Authored by ravitheja on Jul 22 2015, 5:28 AM.

Details

Summary

For Linux x86 based environments the orig_eax/orig_rax
register should be set to -1 to prevent the instruction pointer
to be decremented, which was the cause for the SIGILL exception.

Fix for Bug 23659

Diff Detail

Event Timeline

ravitheja updated this revision to Diff 30343.Jul 22 2015, 5:28 AM
ravitheja retitled this revision from to Set orig_eax to -1 for Linux x86 platforms.
ravitheja updated this object.

Ravi, thanks for working on this.

Greg, could you please take a look at this?

The general story is that on x86 linux we have a special pseudo-register, which controls what happens when we resume a process which was interrupted in a syscall. When evaluating an expression, we need to set it to -1 to avoid nasty surprises. Doing this inside a ThreadPlan doesn't sound like a good idea, but I am don't know enough about the codebase to say where it should go: ABI plugin? Platform?

source/Target/ThreadPlanCallFunction.cpp
189 ↗(On Diff #30343)

This loop can be replaced by reg_ctx->GetRegisterInfo(eRegisterKindLLDB, lldb_orig_rax_x86_64) (and similarly for i386), right?

clayborg resigned from this revision.Jul 29 2015, 10:44 AM
clayborg removed a reviewer: clayborg.

Please add Jim Ingham as a reviewer. He will have the best input on the subject.

source/Target/ThreadPlanCallFunction.cpp
188–200 ↗(On Diff #30343)

Don't you actually know it should be "orig_eax" by if it is i386 or "orig_rax" for x86_64?

Best to use:

const RegisterInfo *reg_info = reg_ctx->GetRegisterInfoByName ("orig_eax");
if (reg_info == nullptr)
    reg_info = reg_ctx->GetRegisterInfoByName ("orig_rax");

instead of your for loop.

But this isn't the way to do this. This seems like some sort of thing that should be Process::PrepareForExpression(), or Platform::PrepareForExpression(). We might then need a Process::CleanupFromExpression()/Platform::CleanupFromExpression() to cleanup?

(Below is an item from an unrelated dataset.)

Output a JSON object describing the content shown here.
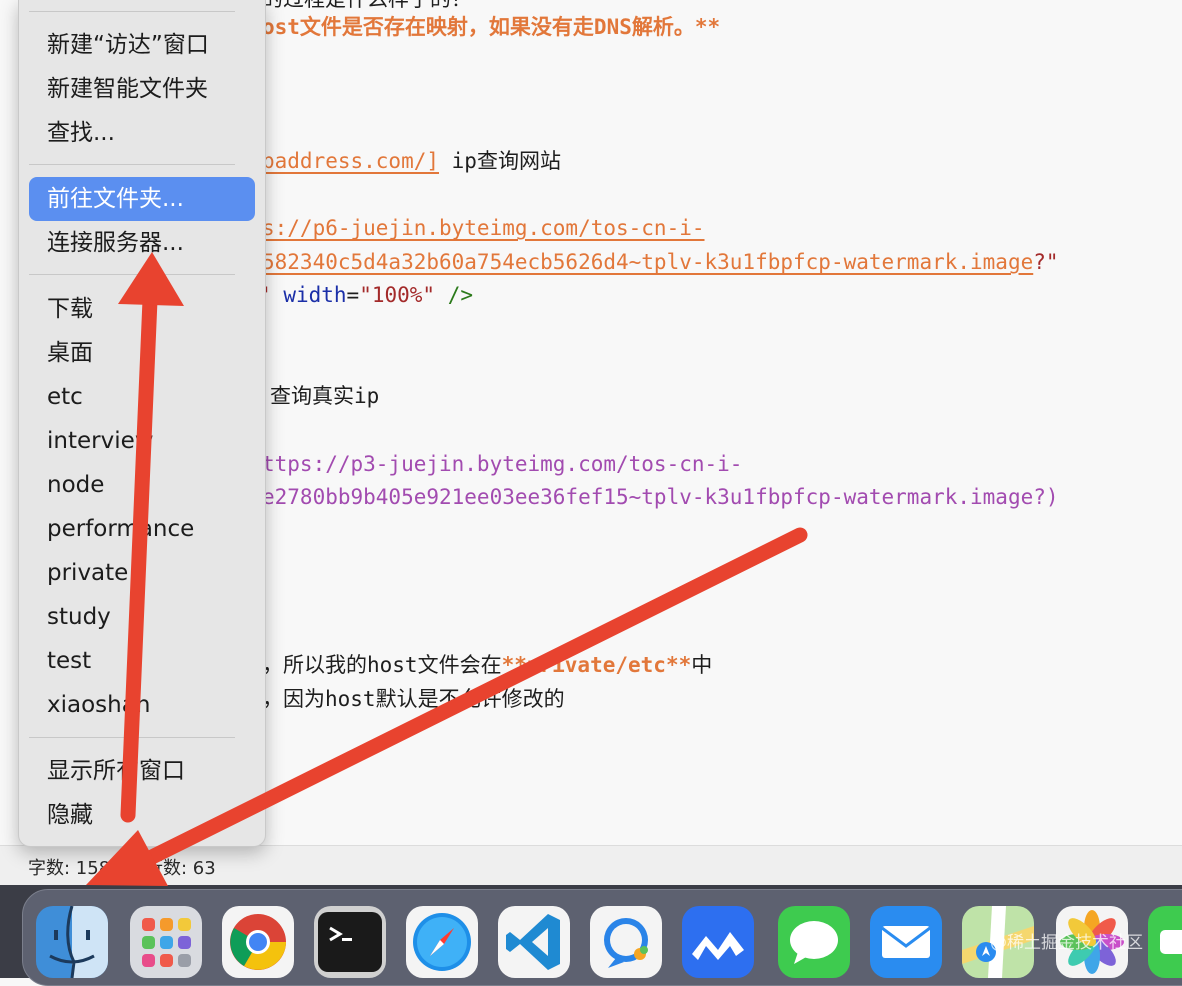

The main questions is why is there an extra decrement of the PC? Is there a breakpoint being set on the return address and then that breakpoint is being removed before we detect it was there and we backup the PC incorrectly? Can you elaborate on 23659 a bit?

The main questions is why is there an extra decrement of the PC? Is there a breakpoint being set on the return address and then that breakpoint is being removed before we detect it was there and we backup the PC incorrectly? Can you elaborate on 23659 a bit?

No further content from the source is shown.